Desciclopédia [tm] (and a few other Uncyclopedias [tm] in the same, non-WMF series) recently upgraded from MW 1.31 to MW 1.35 as the old MediaWiki versions were breaking badly under the now-current PHP 7.4. While no longer in the top-16000 (or even the top 200000) in Alexa rank, DP is still fairly large and has a very active editor community. In the second half of the twenty hours (or so) which it took for a maintenance/update.php run to complete, there would have been more than a hundred edits made by individual users. Many of these edits leave the database in an inconsistent state where the most recent revision of an article, made while the update script was running, is being displayed in regular page view as "There is no content on this page". The revision history shows every revision except the ones made during the maintenance/update.php run (all the text from the old versions is there and viewable individually) but any attempt to edit the page fails with an edit conflict (MW sees the broken revision as conflicting with any new edit anyone - including the administrators - attempts to make).
The text of these "lost" revisions still exists and can be manually recovered at the database level. For instance, if [[uncyclopedia:pt:Pikachu Libre]] is one of the affected articles, going through the individual database tables gives:
SELECT * FROM `page` WHERE `page_namespace` = 0 AND `page_title` = 'Pikachu_Libre'; --- finds page_id = 605765 SELECT * FROM `revision` WHERE `rev_page` = 605765 ORDER BY `revision`.`rev_id` DESC; --- finds a half-dozen revisions, of which the most recent (rev_id=3957083, rev_page=605765,rev_comment_id=0,rev_actor=0,rev_timestamp=20201118202636) is not viewable from within MW 1.35 and which (predictably) falls within the timeframe affected by the update.php run, which was done on 2020-11-18 --- Now take a gamble at the `slots` table, betting everything on 3957083 SELECT * FROM `slots` WHERE `slot_revision_id` = 3957083 AND `slot_origin` = 3957083; --- So what do I win?
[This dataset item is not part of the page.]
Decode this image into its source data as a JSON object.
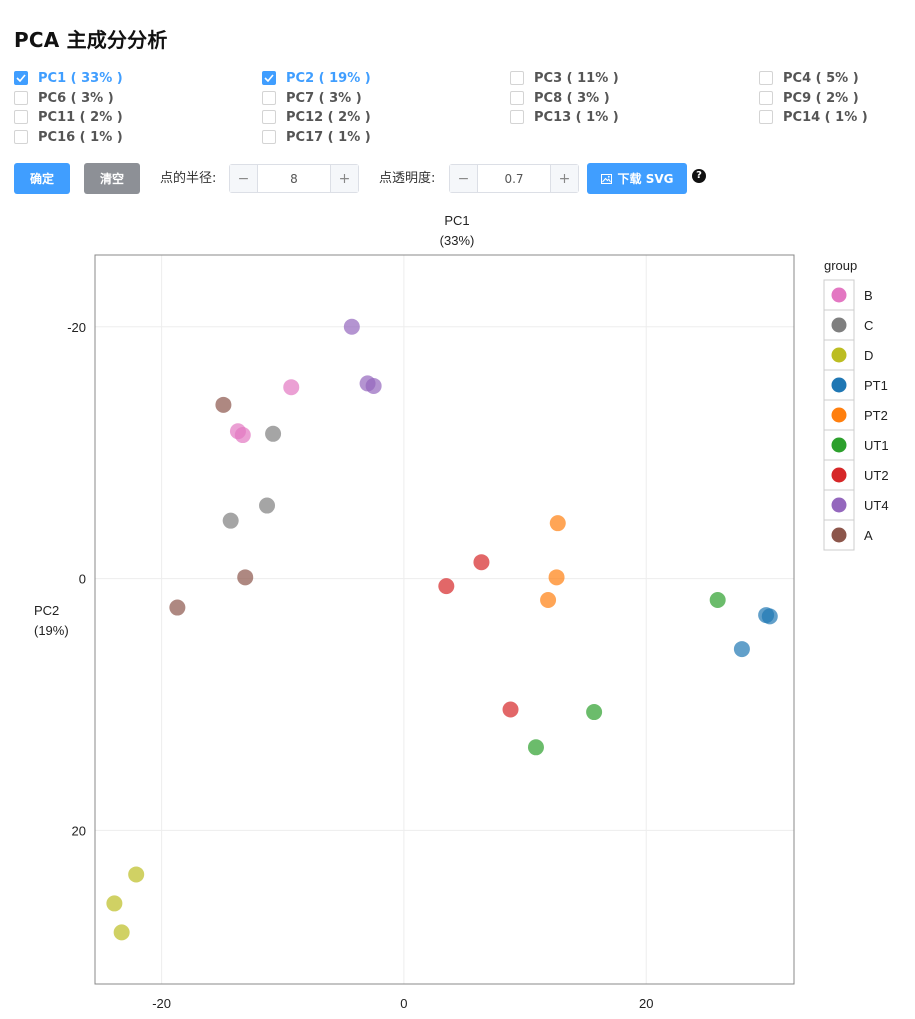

A slot_content_id of 3501628, which gives: SELECT * FROM `content` WHERE `content_id` = 3501628; --- gives content_address = tt:3921557, where SELECT old_text FROM `text` WHERE `old_id` = 3921557; --- returns the text of this "lost" revision, but minus the edit comment and the author's name; at this point the sysadmin is promptly arrested for violating CC-BY-NC-SA's attribution requirement, a copyright infringement and a serious criminal offence, and promptly sent up the river to prison
OK, great. That still doesn't put the article back into an editable state, nor does it restore the "missing" revision. It is possible to get the article to be editable again by forcing a valid, previous revision.rev_id from the same page into the page table:
SELECT * FROM `revision` WHERE `rev_page` = 605765 AND `rev_timestamp` < '20201118000000' ORDER BY `revision`.`rev_id` DESC; --- found rev_id=3870070 as the most recent before the day of the "upgrade", so force that value into the page table as: UPDATE `page` SET `page_latest` = '3870070' WHERE `page`.`page_id` = 605765; --- and somehow the page becomes editable, but without the revision made during the update.php run. Now multiply this across hundreds of edits over several dozen pages, and it becomes clear that - while the problem is not irremediable - this is rapidly becoming a disaster.
Obviously, a few issues here:
- Why is the update.php script leaving articles in an uneditable state if they were edited while the update was running on the server? I presume this is happening during all of the huge schema changes which replaced (page, revision, text) with (page, revision, actor, slot, content, text) but it gets ugly on a busy production site.
- Why is there no automated maintenance script to fix these? At a minimum, there should be some means to go through the page/revision tables, find any entries for which page.page_latest points to something which isn't usable content (for whatever reason) and repoint page.page_latest to the latest usable revision so that the affected pages can be edited again.
- What happened to revision.rev_actor and revision.rev_commentid? The documentation at [[mw:Manual:Revision_table]] claims that these fields were used in MW 1.35 to replace the old rev_comment, rev_user and rev_user_text, but on the actual database (with the MW 1.35 maintenance/update.php applied) they're both '0' for every record - for every page or revision created either before, during or after the conversion. The data has been moved somewhere else, but where, and why doesn't the documentation on https://www.mediawiki.org/wiki/Manual:Revision_table reflect this?
I've been manually setting page.page_latest back to sane values at the database level, one page at a time, as I have a brazillion very dissatisfied users at this point.
This process needs to be automated, and the bug that allowed this situation to occur needs to be fixed. Any suggestions?